O gençleri “yenerek” mutlu olamazsınız
Bunlar eylemde gördüğüm vakalardı. Ama çok daha mühim ve tehlikeli bir şey daha gördüm o gün.
Daha önce Gezi Parkı’na yaptığım ziyaretlerde asla bu oranda görmediğim bir şey.
Bütün yaşananlardan sonra memleket ruhen yarılmıştı. Tiyatronun maskları misali memleketin bir yarısı Kazlıçeşme’de gülerken, diğer yarısı Nişantaşı’nda ağlıyordu. Bir yanda “Milli iradeye saygı” mitingi yapılırken diğer yanda Gezi direnişçilerinin şahsında memleketin yüzde 50’si ilaçlanıyordu.

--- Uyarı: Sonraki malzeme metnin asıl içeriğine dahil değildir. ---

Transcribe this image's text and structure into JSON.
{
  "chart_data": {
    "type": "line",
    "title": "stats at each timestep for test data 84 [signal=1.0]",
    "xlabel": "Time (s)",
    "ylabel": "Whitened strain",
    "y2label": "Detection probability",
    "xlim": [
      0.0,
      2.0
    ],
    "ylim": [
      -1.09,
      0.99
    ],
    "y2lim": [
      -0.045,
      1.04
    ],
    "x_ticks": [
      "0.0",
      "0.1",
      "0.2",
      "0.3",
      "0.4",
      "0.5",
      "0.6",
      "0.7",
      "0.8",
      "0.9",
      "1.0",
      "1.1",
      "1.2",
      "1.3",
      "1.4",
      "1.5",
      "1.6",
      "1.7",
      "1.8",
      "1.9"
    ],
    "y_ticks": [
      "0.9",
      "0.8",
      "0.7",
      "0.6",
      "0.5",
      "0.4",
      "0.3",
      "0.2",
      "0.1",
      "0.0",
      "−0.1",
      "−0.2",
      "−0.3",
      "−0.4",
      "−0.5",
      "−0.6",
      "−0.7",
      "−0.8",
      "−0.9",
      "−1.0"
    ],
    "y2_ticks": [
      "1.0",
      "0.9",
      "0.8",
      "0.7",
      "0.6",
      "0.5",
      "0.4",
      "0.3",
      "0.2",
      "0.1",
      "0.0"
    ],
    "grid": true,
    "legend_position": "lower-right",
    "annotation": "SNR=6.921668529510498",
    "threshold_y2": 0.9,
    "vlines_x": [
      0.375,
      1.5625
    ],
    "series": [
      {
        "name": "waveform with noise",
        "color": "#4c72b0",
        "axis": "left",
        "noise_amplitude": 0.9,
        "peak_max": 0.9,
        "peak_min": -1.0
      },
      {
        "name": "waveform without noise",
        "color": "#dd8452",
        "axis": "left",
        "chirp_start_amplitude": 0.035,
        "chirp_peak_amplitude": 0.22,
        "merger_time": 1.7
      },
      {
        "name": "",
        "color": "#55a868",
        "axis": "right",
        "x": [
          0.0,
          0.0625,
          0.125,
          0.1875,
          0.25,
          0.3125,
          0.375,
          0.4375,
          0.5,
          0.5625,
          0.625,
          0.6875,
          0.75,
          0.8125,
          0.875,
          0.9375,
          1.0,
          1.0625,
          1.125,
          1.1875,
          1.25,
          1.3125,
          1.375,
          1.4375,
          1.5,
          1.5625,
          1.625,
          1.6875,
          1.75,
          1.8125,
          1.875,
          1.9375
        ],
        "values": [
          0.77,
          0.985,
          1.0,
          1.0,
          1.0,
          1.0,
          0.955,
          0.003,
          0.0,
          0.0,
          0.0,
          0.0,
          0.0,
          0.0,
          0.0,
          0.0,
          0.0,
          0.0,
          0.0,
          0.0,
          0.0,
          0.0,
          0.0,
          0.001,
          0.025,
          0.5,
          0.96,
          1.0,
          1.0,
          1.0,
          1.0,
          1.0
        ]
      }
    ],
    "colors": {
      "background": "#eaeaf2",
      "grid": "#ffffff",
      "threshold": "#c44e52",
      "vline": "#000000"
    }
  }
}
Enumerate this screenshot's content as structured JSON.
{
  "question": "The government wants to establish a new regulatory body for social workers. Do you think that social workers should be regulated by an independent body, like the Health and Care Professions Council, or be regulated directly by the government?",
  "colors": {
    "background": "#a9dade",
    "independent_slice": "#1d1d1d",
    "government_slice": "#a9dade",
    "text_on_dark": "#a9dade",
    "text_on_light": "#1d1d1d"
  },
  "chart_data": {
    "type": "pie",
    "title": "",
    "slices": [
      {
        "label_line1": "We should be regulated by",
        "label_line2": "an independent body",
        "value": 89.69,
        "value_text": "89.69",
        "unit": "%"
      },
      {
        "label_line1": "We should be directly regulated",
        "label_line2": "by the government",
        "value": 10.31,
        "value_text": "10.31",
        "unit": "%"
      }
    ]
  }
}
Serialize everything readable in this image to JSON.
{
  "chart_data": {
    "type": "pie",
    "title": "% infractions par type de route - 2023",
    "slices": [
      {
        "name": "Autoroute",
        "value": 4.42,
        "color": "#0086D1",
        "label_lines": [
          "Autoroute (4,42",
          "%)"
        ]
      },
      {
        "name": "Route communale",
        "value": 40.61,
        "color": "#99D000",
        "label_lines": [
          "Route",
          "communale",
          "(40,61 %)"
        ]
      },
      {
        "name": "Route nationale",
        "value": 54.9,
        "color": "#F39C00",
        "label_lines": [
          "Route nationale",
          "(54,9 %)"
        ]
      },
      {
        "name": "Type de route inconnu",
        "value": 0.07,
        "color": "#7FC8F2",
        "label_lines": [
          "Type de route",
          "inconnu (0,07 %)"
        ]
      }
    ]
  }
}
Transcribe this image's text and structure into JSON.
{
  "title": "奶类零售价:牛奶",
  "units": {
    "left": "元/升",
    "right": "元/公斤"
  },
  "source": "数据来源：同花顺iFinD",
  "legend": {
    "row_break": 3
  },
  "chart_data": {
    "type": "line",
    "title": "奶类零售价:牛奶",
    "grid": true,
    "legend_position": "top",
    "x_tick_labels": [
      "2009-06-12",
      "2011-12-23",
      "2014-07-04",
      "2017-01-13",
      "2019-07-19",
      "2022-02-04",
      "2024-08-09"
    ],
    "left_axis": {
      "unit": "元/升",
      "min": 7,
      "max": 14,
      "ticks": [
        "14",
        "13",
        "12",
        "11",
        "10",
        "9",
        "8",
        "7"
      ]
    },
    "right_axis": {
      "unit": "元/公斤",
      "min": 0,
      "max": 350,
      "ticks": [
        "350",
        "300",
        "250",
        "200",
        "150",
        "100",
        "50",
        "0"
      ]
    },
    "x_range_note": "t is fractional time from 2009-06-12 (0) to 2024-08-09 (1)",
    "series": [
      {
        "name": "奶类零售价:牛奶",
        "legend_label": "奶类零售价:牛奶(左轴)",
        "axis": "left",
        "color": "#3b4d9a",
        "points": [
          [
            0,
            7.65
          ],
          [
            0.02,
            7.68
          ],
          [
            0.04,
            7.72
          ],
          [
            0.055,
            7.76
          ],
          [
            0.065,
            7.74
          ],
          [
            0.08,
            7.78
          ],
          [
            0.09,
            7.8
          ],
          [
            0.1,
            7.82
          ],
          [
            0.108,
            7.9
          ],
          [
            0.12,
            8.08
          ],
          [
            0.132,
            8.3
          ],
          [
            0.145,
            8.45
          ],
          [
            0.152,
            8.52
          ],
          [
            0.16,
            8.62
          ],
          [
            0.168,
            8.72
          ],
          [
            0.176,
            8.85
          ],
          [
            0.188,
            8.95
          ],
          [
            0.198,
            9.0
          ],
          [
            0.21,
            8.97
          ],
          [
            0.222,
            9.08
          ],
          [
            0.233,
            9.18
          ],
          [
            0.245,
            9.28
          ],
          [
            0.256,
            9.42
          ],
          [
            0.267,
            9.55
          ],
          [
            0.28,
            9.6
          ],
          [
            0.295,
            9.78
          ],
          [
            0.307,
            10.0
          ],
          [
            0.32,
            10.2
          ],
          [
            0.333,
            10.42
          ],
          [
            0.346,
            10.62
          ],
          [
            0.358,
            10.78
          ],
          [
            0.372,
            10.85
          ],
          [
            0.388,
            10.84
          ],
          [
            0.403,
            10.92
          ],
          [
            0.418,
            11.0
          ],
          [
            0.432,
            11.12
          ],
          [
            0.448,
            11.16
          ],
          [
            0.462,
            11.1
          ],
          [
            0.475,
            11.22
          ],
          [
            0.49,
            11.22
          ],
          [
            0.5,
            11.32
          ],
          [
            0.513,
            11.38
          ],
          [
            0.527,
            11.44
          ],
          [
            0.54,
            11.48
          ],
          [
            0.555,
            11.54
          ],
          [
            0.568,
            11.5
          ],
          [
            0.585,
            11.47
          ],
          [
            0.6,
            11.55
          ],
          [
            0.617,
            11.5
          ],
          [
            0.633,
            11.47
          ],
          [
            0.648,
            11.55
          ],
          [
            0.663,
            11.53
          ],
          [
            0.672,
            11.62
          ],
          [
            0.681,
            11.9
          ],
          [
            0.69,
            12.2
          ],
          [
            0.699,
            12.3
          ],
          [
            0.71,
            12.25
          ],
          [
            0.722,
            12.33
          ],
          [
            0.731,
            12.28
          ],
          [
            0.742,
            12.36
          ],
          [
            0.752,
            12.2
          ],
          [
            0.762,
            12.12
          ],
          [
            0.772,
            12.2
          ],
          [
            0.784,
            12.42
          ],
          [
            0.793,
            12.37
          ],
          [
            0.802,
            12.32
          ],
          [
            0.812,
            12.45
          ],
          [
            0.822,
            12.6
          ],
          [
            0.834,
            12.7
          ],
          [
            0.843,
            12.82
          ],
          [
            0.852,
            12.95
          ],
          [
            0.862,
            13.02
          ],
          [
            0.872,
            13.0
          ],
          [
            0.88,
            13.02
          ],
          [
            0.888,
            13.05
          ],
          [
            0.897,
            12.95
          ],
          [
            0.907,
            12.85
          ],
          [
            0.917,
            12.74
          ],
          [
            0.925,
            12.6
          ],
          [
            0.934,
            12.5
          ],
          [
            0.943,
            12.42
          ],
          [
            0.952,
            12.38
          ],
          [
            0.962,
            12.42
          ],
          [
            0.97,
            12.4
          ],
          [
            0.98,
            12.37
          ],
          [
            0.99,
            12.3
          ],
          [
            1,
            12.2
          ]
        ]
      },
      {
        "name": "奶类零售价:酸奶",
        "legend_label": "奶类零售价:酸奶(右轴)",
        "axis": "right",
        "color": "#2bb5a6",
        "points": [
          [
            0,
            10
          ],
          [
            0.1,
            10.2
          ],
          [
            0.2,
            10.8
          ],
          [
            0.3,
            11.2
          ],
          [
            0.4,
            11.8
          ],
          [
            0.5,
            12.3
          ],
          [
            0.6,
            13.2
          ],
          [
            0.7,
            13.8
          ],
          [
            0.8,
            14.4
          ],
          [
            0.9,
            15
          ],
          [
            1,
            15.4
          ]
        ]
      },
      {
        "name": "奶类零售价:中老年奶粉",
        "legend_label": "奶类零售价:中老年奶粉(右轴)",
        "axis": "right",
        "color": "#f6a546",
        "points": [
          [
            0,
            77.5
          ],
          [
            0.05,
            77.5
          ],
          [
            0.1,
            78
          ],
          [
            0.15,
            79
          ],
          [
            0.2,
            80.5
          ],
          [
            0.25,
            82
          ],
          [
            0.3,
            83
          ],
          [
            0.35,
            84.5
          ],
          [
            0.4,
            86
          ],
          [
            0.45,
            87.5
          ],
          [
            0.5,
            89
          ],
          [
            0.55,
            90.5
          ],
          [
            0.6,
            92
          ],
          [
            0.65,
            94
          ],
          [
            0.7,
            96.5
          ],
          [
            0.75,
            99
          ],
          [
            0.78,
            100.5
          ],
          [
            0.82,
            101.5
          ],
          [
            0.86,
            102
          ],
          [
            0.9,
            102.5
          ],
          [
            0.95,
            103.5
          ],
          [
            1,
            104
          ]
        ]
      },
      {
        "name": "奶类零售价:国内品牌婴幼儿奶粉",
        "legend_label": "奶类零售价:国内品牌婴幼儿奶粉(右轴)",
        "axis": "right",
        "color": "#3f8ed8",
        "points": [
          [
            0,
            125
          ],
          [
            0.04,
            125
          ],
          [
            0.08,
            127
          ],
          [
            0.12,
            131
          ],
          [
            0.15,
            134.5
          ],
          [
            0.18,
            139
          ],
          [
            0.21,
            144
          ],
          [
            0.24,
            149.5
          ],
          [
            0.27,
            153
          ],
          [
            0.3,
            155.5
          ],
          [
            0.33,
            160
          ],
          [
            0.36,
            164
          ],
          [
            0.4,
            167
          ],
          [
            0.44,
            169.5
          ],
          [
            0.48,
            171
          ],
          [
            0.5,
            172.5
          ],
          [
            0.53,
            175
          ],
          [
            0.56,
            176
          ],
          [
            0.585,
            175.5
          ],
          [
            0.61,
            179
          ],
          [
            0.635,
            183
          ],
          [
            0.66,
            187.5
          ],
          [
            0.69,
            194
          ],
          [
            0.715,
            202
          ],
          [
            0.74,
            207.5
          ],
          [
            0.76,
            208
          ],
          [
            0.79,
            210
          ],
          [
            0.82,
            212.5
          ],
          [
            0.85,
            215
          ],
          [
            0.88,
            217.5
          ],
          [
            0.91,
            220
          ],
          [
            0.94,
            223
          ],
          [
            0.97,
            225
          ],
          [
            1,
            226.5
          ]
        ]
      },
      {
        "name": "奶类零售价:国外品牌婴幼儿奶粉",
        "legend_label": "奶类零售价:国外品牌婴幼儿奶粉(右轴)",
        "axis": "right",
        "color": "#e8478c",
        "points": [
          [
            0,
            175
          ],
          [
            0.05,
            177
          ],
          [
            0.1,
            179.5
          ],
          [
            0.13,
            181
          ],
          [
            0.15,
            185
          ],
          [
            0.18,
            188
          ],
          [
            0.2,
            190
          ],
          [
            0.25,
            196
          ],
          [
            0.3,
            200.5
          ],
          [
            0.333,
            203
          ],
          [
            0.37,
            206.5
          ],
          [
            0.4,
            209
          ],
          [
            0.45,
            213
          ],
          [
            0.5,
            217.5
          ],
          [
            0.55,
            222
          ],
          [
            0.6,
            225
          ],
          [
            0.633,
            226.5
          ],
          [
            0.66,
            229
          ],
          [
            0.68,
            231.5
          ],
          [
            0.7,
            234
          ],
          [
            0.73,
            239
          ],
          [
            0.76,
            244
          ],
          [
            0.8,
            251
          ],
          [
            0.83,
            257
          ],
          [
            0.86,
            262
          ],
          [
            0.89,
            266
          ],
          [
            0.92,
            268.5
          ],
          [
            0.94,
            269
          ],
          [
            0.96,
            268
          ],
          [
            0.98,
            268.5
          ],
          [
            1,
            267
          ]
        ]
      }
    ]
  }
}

Başta Başbakan Erdoğan olmak üzere AKP’liler eğer Gezi direnişçilerini, sadece hükümeti düşürmek isteyen geleneksel laik kesim olarak teşhis etmeye devam ederse, bu büyük yanılgıyla ağır bir fatura öderiz hep birlikte.
Orada bu memleketin olmazsa olmazı olan orta sınıfa ait üniversiteli bir gençlik var.
Tıpkı bir zamanlar başörtülü olduğu için üniversiteye gidemeyen kızların olmazsa olmaz olması gibi.
O gençleri “yenerek”, buna rağmen mutlu olamaz bu ülke. Başbakan Erdoğan, “Bay yüzde elli” olarak yönetemez, yönetmemeli bu memleketi.
28 Şubat’ta, başörtüsü eylemlerinde birlikte mücadele ettiğimiz vicdanlı Müslümanları buna razı mı?
Razı değillerse ses versinler. Çünkü Başbakan Erdoğan’ı “Bay yüzde 50” olmaktan kurtarmak, bu saatten sonra sadece onların elinde.